Multiplex analysis of antigen-specific T cells with mass cytometry based combinatorial tetramer staining. 1. Starting with a single blood or tissue sample, lymphocytes can be simultaneously stained with over 100 different combinatorially encoded heavy-metal labeled peptide-MHC tetramers. 2. To do this, tetramers are mixed into a single cocktail prior to cell staining. 3. The same cells are also stained with a cocktail of heavy-metal labeled antibodies for the purposes of probing the phenotypic and functional characteristics of the antigen-specific cells identified. 4. Prior to mass cytometry analysis, the cells are fixed, stained with metal-labled DNA interchelator, washed, and resuspended in water. 5. As they are introduced to the CyTOF® mass cytometer, the cells are sprayed through a nebulizer and dried in argon before being ionized in plasma. Time-of-flight mass spectrometry is used to quantify each of the elemental tags on each cell. 6. Identities of antigen-specific cells are determined using multidimensional deconvolution algorithms and the phenotypic and functional characteristics of these cells can be compared through various analysis methods such as the clustergram shown.

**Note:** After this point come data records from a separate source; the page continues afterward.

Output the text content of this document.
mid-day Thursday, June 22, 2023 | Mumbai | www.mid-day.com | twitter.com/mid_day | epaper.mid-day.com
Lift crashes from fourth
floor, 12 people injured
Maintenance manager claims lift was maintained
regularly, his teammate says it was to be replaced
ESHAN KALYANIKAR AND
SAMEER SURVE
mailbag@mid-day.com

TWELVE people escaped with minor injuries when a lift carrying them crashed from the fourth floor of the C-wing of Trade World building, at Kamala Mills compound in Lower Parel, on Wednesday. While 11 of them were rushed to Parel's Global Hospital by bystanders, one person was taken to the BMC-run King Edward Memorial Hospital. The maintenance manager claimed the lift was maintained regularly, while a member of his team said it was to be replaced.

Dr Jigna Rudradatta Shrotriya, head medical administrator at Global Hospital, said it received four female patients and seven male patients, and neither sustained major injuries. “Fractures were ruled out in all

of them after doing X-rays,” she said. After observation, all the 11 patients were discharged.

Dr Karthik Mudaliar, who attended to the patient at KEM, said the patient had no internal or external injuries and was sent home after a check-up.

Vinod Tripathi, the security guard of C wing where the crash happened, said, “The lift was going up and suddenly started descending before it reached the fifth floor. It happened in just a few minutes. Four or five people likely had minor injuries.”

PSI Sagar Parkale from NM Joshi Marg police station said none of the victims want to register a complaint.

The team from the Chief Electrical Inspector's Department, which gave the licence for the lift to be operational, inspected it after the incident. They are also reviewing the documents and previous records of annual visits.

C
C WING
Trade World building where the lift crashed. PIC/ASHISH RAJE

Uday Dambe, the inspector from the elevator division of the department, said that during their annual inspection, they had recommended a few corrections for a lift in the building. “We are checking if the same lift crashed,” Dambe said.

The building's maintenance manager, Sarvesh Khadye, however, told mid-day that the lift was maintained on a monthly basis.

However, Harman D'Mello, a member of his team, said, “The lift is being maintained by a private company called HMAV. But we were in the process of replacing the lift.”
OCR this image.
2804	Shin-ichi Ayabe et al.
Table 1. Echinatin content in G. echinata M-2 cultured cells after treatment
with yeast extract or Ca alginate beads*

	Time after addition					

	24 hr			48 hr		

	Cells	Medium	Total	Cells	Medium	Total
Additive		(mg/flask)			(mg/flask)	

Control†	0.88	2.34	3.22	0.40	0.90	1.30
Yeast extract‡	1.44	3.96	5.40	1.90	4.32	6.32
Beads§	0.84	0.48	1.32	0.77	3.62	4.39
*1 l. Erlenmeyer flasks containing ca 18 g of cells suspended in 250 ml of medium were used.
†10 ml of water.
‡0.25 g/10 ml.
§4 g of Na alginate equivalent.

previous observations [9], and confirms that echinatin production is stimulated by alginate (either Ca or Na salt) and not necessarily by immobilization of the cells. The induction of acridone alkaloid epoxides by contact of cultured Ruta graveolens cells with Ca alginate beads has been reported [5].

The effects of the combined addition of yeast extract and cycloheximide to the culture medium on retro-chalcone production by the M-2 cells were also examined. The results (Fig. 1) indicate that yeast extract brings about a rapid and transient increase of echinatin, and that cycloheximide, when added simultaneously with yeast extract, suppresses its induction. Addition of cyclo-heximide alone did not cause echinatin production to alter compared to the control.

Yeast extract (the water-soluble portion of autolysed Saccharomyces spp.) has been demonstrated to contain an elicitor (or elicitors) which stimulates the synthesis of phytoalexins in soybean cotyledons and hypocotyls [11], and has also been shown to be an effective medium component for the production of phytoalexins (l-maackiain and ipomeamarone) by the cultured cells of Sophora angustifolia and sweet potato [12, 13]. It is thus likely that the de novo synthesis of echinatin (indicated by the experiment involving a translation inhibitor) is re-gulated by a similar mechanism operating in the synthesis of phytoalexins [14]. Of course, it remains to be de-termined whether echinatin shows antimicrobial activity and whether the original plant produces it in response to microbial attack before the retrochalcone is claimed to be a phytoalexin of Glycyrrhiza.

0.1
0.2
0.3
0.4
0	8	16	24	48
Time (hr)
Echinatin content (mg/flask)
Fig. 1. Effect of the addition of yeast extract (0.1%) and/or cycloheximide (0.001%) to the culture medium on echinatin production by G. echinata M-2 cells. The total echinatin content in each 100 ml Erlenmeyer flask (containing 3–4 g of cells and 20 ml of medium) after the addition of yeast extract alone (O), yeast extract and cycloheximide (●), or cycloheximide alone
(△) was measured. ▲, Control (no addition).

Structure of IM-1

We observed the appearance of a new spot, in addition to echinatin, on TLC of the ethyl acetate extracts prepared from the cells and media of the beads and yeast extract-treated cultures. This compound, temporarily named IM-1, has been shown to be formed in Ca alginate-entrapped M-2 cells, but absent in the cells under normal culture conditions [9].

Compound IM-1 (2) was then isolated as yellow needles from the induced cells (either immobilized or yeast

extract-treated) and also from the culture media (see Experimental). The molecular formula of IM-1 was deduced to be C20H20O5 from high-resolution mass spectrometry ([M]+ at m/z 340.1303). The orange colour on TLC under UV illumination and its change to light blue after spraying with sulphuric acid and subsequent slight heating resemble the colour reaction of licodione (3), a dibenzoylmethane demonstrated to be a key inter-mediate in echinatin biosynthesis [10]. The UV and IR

Aside from previously characterized epitopes and predicted MHC-binding peptides, this highly multiplexed approach for identifying and characterizing antigen-specific T cells should also be useful for the screening of both MHC class I and class II ligands identified by proteomics for the purposes of investigating the consequences of variable antigen processing and presentation pathways discussed here. With room for improvement through dedication of additional parameters to multiplexed peptide-MHC tetramer analysis, already the number of candidate epitopes that can be screened is similar in scale to the number of peptides usually identified by mass spectrometry of MHC eluted peptides. Through improved sensitivity of proteomics-based methods of peptide identification and extension of the multiplexing capacity of the T cell analysis approach, it is hopeful that the goal of a truly comprehensive means of assessing epitope usage by antigen-specific T cells will be possible.

Concluding Remarks

In line with the theme of this Frontiers in Immunology topic, the relationship between the complexities of antigen processing and presentation and the consequential antigen-specific T cell response were discussed. A great deal of successful research has led to understanding of the mechanisms, pathways, and molecular players of antigen processing and presentation, holding promise for powerful new ways of modulating the T cell mediated immune response. Nonetheless, due to the diversity of pathways and complexity of modulators involved, it is not yet simple to predict how perturbations will influence the repertoire of presented antigens or the resulting T cell response. Thus, the use of proteomics-based identification of peptide-MHC ligands as well as multiplexed methods for analyzing antigen-specific T cell responses should be useful for future studies on this topic.

Conflict of Interest Statement

The author declares that the research was conducted in the absence of any commercial or financial relationships that could be construed as a potential conflict of interest.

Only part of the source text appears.